Są w naszej spółdzielni dwa sąsiadujące ze sobą budynki, które dzieli odległość ledwie kilku metrów, ale tak naprawdę wyglądają jakby pochodziły z różnych epok. Jeden wypielęgnowany, zadbany tak, że aż się chce w nim  żyć i mieszkać, a drugi jak z amerykańskiego filmu o slumsach, gdzie króluje  brud, smród i wulgarne graffiti na ścianach. To bloki przy tej samej ulicy Fliegera, wybudowane w podobnym czasie, w samym centrum stolicy Górnego Śląska. Z daleka  nawet podobne do siebie. Kiedyś  miały stanowić wizytówkę miasta. Dziś można o tym tylko pomarzyć.

W wieżowcu przy  Fliegera 18, choć od 20 lat nie było remontu, każdy dba o szczegóły i komfort życia mieszkańców każdy ceni sobie to, co inni zrobili. Nawet kwiaty i dywaniki przed wejściem nie są atakowane przez  nikogo.  A przecież to podobni ludzie, z tego samego miasta, pewnie podobnie wykształceni, mający dzieci i zwierzęta jak ci, którzy mieszkają w sąsiednim domu przy Fliegera 14, gdzie  nawet strach wejść. Tylko…coś jednak ich różni.

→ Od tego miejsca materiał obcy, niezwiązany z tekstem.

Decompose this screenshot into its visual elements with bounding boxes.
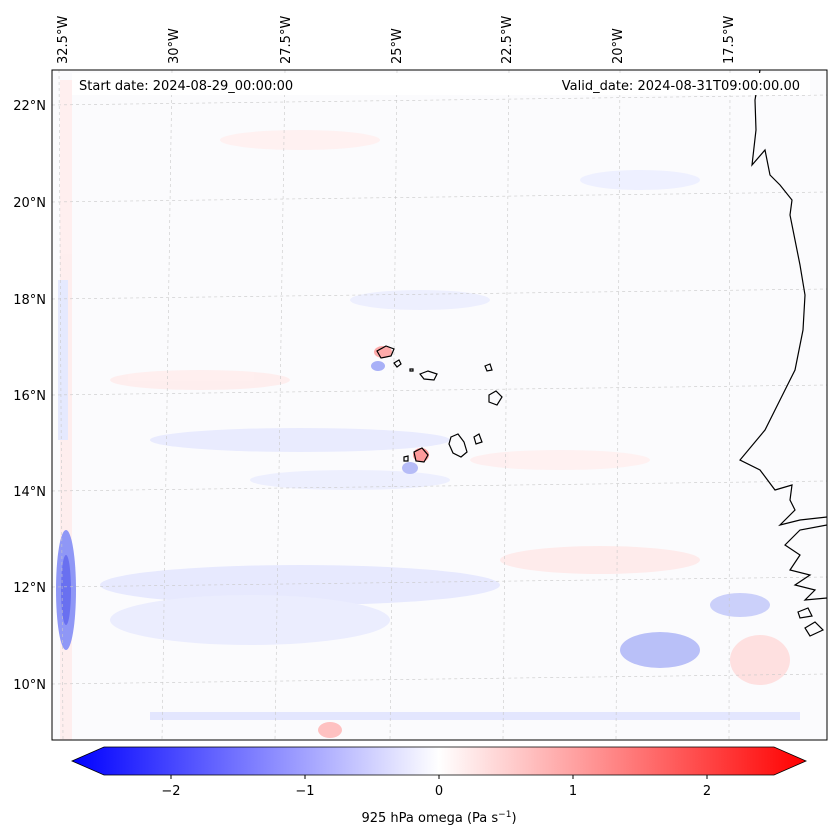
lon-label-22-5: 22.5°W bbox=[500, 16, 515, 64]
strong-subsidence-core bbox=[61, 555, 71, 625]
guinea-coastline bbox=[784, 524, 827, 601]
start-date-label: Start date: 2024-08-29_00:00:00 bbox=[79, 79, 293, 94]
lat-label-14: 14°N bbox=[13, 485, 46, 500]
santo-antao-island bbox=[376, 345, 395, 359]
bijagos-island-2 bbox=[804, 621, 825, 637]
island-negative-2 bbox=[402, 462, 418, 474]
colorbar: −2 −1 0 1 2 925 hPa omega (Pa s−1) bbox=[71, 746, 807, 826]
east-positive-band-2 bbox=[500, 546, 700, 574]
edge-band-negative bbox=[58, 280, 68, 440]
lat-line-22 bbox=[52, 94, 827, 106]
lat-label-10: 10°N bbox=[13, 678, 46, 693]
sao-nicolau-island bbox=[419, 370, 438, 381]
bijagos-island bbox=[797, 607, 813, 619]
santa-luzia-island bbox=[409, 368, 414, 372]
lon-label-32-5: 32.5°W bbox=[56, 16, 71, 64]
map-panel: Start date: 2024-08-29_00:00:00 Valid_da… bbox=[52, 70, 827, 740]
lat-line-18 bbox=[52, 288, 827, 300]
lon-line-20 bbox=[615, 70, 621, 740]
lon-label-27-5: 27.5°W bbox=[279, 16, 294, 64]
colorbar-label-exponent: −1 bbox=[498, 810, 511, 820]
lat-line-16 bbox=[52, 384, 827, 396]
valid-date-label: Valid_date: 2024-08-31T09:00:00.00 bbox=[562, 79, 800, 94]
lon-label-20: 20°W bbox=[611, 28, 626, 64]
north-negative-band bbox=[350, 290, 490, 310]
lat-label-18: 18°N bbox=[13, 293, 46, 308]
latitude-labels: 22°N 20°N 18°N 16°N 14°N 12°N 10°N bbox=[13, 99, 46, 693]
lat-line-14 bbox=[52, 480, 827, 492]
map-frame bbox=[51, 69, 828, 741]
lat-line-20 bbox=[52, 191, 827, 203]
coastlines bbox=[376, 70, 827, 637]
sal-island bbox=[484, 363, 493, 372]
lat-line-12 bbox=[52, 576, 827, 588]
santiago-island bbox=[448, 433, 468, 458]
colorbar-label-text: 925 hPa omega (Pa s bbox=[361, 811, 498, 826]
island-positive-1 bbox=[374, 346, 392, 358]
east-positive-band bbox=[470, 450, 650, 470]
lon-label-30: 30°W bbox=[167, 28, 182, 64]
fogo-island bbox=[413, 447, 429, 463]
lat-label-16: 16°N bbox=[13, 389, 46, 404]
bottom-band bbox=[150, 712, 800, 720]
south-east-negative bbox=[620, 632, 700, 668]
lon-line-30 bbox=[161, 70, 173, 740]
sao-vicente-island bbox=[393, 359, 402, 368]
longitude-labels: 32.5°W 30°W 27.5°W 25°W 22.5°W 20°W 17.5… bbox=[56, 16, 737, 64]
central-negative-band bbox=[150, 428, 450, 452]
lon-label-25: 25°W bbox=[390, 28, 405, 64]
date-banner bbox=[72, 73, 810, 95]
central-negative-band-2 bbox=[250, 470, 450, 490]
brava-island bbox=[403, 455, 409, 462]
lon-label-17-5: 17.5°W bbox=[722, 16, 737, 64]
lon-line-25 bbox=[389, 70, 398, 740]
omega-field bbox=[56, 80, 800, 740]
cb-tick-label-2: −1 bbox=[295, 784, 314, 799]
central-positive-band bbox=[110, 370, 290, 390]
cb-tick-label-4: 1 bbox=[569, 784, 577, 799]
cb-tick-label-5: 2 bbox=[703, 784, 711, 799]
graticule bbox=[52, 70, 827, 740]
colorbar-ticks: −2 −1 0 1 2 bbox=[161, 775, 711, 799]
lon-line-17-5 bbox=[728, 70, 731, 740]
colorbar-label: 925 hPa omega (Pa s−1) bbox=[361, 810, 516, 826]
maio-island bbox=[473, 433, 483, 445]
south-negative-band-2 bbox=[110, 595, 390, 645]
colorbar-bar bbox=[71, 746, 807, 776]
bottom-positive-spot bbox=[318, 722, 342, 738]
south-negative-band bbox=[100, 565, 500, 605]
lat-label-12: 12°N bbox=[13, 581, 46, 596]
cb-tick-label-1: −2 bbox=[161, 784, 180, 799]
south-east-negative-2 bbox=[710, 593, 770, 617]
africa-coastline bbox=[739, 70, 827, 527]
lat-label-22: 22°N bbox=[13, 99, 46, 114]
south-east-positive bbox=[730, 635, 790, 685]
cb-tick-label-3: 0 bbox=[435, 784, 443, 799]
boa-vista-island bbox=[488, 390, 503, 406]
lon-line-32-5 bbox=[58, 70, 64, 740]
lat-label-20: 20°N bbox=[13, 196, 46, 211]
lon-line-27-5 bbox=[274, 70, 286, 740]
north-positive bbox=[220, 130, 380, 150]
lon-line-22-5 bbox=[502, 70, 510, 740]
colorbar-label-close: ) bbox=[511, 811, 516, 826]
north-east-negative bbox=[580, 170, 700, 190]
island-negative-1 bbox=[371, 361, 385, 371]
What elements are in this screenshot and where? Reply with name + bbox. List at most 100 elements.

W ponad 200  budynkach zarządzanych przez Spółdzielnię „Górnik” to nie jedyne przykłady różnic  w rozumieniu wspólnego dobra i w podejściu do dbania o tzw. części wspólne. Nie mniej oglądając zdjęcia z budynków przy ul. Fliegera 18 i 14 warto pomyśleć o tym, co  sami potrafimy sobie zrobić. Nawet chyba Aleksander Fredro nie przewidziałby, że w domach przy ul.  Fliegera życie jeszcze w XXI wieku przerośnie jego bajkę o Pawle i Gawle.